Forever mine: "Allure"


Allure, the debut film of photographer-turned-director siblings Carlos and Jason Sanchez, is an altogether cool puzzle piece, and the puzzle is one movie and TV watchers have been attempting to solve for over a decade now: what's eating Evan Rachel Wood? In the opening scene, we find this spiky, unconventional actress - a frostbitten Kristen Bell, a Sharon Stone origin story - abruptly terminating a bad Craigslist hook-up, sending her poor sod of a correspondent fleeing with tail between his legs; in the second, we witness her Laura oversharing with Eva (Julia Sarah Stone), the piano-playing teenage daughter of the well-to-do woman she cleans for; in the third, we watch as Laura is (it proves characteristically) bolshy with her father (Denis O'Hare), who gave her this job in the first place.
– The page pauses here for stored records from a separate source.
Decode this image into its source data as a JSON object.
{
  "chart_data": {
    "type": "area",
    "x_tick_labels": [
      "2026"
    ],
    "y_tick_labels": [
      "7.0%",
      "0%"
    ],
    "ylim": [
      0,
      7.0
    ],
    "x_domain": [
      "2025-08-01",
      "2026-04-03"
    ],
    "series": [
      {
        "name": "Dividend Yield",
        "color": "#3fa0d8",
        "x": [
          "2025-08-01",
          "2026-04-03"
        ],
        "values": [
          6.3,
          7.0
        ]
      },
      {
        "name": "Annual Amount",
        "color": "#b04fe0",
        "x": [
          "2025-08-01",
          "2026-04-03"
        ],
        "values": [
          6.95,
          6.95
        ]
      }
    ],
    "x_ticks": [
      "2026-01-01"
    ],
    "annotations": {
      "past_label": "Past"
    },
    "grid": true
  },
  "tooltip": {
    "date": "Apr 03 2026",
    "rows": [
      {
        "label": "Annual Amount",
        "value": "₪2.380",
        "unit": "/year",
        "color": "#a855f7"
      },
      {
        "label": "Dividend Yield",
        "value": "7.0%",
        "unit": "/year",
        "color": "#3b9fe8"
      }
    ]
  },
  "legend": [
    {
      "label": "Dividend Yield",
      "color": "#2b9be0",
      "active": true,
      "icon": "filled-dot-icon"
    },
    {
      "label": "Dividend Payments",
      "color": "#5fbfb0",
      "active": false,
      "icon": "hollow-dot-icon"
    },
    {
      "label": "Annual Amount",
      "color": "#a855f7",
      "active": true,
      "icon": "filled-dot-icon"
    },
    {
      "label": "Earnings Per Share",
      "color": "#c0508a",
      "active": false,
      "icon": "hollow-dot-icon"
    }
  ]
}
The threads connecting these sequences, and those that follow, are interpersonal tension and fraught attraction: the puzzle takes greater shape when Eva rows with her mother and storms out of the family home to take refuge with Laura, a heroine who is already clearly on edge. In its leftfield, standoffish way, the film is a response to the calls for change within the industry some - not least Wood herself - have been making. You want greater female representation on screen? Here's a movie that has troubled women wherever you look.
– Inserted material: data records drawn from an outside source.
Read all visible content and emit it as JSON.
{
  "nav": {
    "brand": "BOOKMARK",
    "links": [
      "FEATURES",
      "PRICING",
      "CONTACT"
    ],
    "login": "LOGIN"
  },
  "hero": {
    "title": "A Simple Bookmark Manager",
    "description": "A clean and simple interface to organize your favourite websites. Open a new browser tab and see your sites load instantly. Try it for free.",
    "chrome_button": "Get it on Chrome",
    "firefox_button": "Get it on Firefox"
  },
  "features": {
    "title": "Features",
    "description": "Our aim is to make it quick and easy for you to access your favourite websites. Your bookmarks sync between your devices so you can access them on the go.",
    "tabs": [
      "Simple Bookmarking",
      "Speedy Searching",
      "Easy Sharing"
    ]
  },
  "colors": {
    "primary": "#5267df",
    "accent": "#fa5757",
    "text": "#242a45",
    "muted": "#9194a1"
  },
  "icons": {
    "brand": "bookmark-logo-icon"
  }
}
The result qualifies as an oddity, if far from a complete success: a thriller that operates at an ultra-low frequency, that sets out to be no more than quietly, persistently stressful. The Sanchez boys get almost all their effects from the sight of two young women making credibly poor decisions, and then doubling down on them, as young people are sometimes wont to do; it hardly soothes our fraying nerves that the camera keeps shooting everybody through glass, as if these were bugs to be studied - or crushed. The actors bring these people to some kind of life: O'Hare is as rocksolid as he almost always is, and you sense Wood seizing a moment, or the opportunity to try something more challenging than the porcelain-doll role she currently occupies on TV's Westworld. There are, too, points where the autumnal anonymity of the directors' framing comes close to reproducing that ominous Gregory Crewdson style. Yet it quickly becomes clear that something's missing - that this is a crumpled, damaged movie about crumpled, damaged people, and there's not all that much those of us looking on from the cheap seats can do to fix it. As the initial crackle of intrigue subsides, Allure starts to seem banal and faintly TV movie-ish in its listing of everyday abuses: it sorely needed more heart or a dash of pulpy verve to justify its place on the big screen, and instead it's got Wood, a jagged ice sliver who keeps slipping through our fingers. This is one of those movies that is so deterministically glum and chilly that what it needs most of all is a hug - but it's not a film that invites easy embrace, and one suspects it might even squirm noncommittally out of that. No touching.

Allure opens in selected cinemas from tomorrow.